I shall now deal with those who say not that we should do nothing but that we should have a full prosecution right of appeal. I fully understand why my hon. Friends advance that case, but that would be an unjustifiably overelaborate response to the particular problems that we face. About 89,000 Crown court sentences were passed last year. It is hard to think of more than a handful that excited much public opprobrium. The problem is not that too few people are sent to prison or that they are sent to prison for too short a period overall— that is demonstrable in figures with which I shall not 'weary the House—but the one or two celebrated cases which raise public anguish, especially those crimes of serious sexual violence or other crimes of violence which become news on the principle that they are unusual.
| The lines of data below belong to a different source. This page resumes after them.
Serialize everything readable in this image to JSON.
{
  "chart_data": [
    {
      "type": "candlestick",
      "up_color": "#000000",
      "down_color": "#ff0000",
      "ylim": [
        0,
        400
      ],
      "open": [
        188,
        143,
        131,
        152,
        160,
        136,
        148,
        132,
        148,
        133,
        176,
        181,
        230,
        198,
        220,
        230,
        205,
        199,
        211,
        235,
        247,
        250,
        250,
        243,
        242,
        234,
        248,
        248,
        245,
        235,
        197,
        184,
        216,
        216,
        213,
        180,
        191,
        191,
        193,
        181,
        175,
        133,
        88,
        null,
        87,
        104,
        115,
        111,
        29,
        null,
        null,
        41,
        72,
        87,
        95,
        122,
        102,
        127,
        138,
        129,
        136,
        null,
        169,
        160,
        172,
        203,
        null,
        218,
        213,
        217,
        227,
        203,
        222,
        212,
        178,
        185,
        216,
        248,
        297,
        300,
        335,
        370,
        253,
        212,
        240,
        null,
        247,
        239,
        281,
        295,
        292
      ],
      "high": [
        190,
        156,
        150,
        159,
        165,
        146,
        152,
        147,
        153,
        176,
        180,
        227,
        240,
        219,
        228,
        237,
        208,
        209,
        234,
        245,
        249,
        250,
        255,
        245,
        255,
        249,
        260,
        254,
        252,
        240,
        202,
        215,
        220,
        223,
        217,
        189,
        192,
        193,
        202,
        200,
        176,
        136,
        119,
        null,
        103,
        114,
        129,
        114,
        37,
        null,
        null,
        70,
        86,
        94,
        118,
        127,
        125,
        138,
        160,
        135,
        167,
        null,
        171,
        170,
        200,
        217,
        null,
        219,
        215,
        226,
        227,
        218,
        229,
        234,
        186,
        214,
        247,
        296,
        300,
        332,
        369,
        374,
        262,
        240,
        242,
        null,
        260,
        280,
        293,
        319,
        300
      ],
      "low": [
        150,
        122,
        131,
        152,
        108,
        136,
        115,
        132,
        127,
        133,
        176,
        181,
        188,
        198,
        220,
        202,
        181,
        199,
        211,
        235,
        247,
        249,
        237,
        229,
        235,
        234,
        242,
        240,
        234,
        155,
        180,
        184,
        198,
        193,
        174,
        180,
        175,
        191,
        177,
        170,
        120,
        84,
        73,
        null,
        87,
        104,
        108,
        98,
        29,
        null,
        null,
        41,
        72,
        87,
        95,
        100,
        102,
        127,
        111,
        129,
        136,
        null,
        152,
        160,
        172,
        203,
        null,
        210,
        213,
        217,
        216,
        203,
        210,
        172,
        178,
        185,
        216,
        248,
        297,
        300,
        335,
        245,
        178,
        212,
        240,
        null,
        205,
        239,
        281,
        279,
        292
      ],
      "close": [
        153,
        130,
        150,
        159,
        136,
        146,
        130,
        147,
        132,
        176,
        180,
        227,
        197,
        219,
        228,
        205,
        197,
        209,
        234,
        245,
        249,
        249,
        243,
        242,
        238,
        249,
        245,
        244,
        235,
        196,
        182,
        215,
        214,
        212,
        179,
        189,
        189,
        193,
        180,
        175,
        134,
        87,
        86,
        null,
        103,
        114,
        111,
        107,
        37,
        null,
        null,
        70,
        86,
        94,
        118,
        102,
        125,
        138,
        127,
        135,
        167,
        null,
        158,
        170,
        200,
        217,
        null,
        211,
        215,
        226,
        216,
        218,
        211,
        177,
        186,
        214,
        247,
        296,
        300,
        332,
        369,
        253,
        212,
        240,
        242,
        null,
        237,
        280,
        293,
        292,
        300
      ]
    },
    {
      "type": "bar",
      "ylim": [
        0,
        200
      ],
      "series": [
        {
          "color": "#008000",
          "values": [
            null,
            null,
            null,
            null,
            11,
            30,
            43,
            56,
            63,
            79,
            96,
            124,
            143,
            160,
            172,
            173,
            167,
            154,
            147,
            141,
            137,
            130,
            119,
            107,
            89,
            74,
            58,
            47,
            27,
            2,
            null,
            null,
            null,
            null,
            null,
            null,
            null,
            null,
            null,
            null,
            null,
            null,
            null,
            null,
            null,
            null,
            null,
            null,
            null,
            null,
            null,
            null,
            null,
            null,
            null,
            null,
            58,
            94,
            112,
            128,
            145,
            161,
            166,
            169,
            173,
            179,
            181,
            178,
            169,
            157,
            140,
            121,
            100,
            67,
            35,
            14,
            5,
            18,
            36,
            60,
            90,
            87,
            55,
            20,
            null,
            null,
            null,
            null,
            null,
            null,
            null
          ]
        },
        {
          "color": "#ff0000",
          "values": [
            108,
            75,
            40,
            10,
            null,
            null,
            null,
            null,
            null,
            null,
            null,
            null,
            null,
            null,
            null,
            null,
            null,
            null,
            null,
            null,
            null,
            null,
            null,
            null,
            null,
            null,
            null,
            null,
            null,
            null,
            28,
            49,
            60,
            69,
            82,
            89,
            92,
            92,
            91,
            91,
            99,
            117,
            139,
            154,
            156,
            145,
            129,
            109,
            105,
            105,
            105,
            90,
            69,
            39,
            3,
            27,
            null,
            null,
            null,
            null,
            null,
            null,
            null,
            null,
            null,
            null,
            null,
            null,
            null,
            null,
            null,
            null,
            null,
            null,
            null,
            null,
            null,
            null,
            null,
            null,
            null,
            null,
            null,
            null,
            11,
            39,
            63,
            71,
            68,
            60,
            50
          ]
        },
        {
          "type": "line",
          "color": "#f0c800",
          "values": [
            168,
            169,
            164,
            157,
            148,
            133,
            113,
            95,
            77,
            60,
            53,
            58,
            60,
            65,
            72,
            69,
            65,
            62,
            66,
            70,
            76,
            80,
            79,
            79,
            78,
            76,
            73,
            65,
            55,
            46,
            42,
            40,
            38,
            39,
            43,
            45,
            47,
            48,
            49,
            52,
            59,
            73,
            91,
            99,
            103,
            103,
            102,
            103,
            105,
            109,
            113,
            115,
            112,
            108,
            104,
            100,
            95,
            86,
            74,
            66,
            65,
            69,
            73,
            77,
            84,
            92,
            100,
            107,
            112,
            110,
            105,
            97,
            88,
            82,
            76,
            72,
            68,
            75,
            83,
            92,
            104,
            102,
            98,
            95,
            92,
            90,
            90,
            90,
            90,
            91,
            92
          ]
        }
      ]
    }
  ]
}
The dog biting the man is not newsworthy; the man biting the dog is. We must address that point.

I attach importance to the point raised by a number of hon. Members, that it would change the character of the prosecution. My hon. Friend the Member for Lancashire, West (Mr. Hind) was not particularly convincing when he said that the new clause would not have that much of an impact on the prosecution. The prosecution would need to have its own sentencing policy. It would have to be clear in every given case how the sentence fitted in with its own guidelines. That would he objectionable. If the prosecution had to delve into social inquiry reports, that would also he objectionable. But unless it did so, how could it decide whether the judge had sentenced properly, when he is entitled to take account of matters contained in social inquiry reports in determining the extent of the mitigation. I said in Committee that if we found this proposal did not work, the question of a prosecution right of appeal would have to be high on the agenda. I repeat that as a consolation to my hon. Friends.

I hope that I have not outstayed my welcome, but this was a stimulating debate. Someone had to speak for poor, benighted clause 29. I believe that there is a far better case for it than some of my hon. Friends advanced.

Mr. Deputy Speaker

Before I call the hon. Member for Lancashire, West (Mr. Hind), I should like to deal with the point raised by the right hon. and learned Member for Warrington, South (Mr. Carlisle). Mr. Speaker selected new clause 20 for debate and the House may divide on it. The amendments were taken with it, so there will be no vote on the amendments.

Mr. Hind

I am grateful for the fact that we have had this debate. I hope that hon. Members who participated in it do not share the view of the hon. Member for Hammersmith (Mr. Soley) that it has been theatrical and a waste of time, but agree that we have achieved something. The hon. Gentleman tabled, but has not moved, eight clauses, so the pot is calling the kettle black.

2.30 am

It would be churlish of me and my colleagues who support new clause 20 not to admit that half a cake is better than none. If my hon. Friend the Minister will reconsider the matter, and as we want to see appeals brought forward, clause 29 is better than nothing. Perhaps it is now up to those in the other place, led by Lord Denning and Lord Chief Justice Lane, who expressed his view in a speech at the Mansion House, to debate the matter further. I beg to ask leave to withdraw the motion.

Motion and clause, by leave, withdrawn.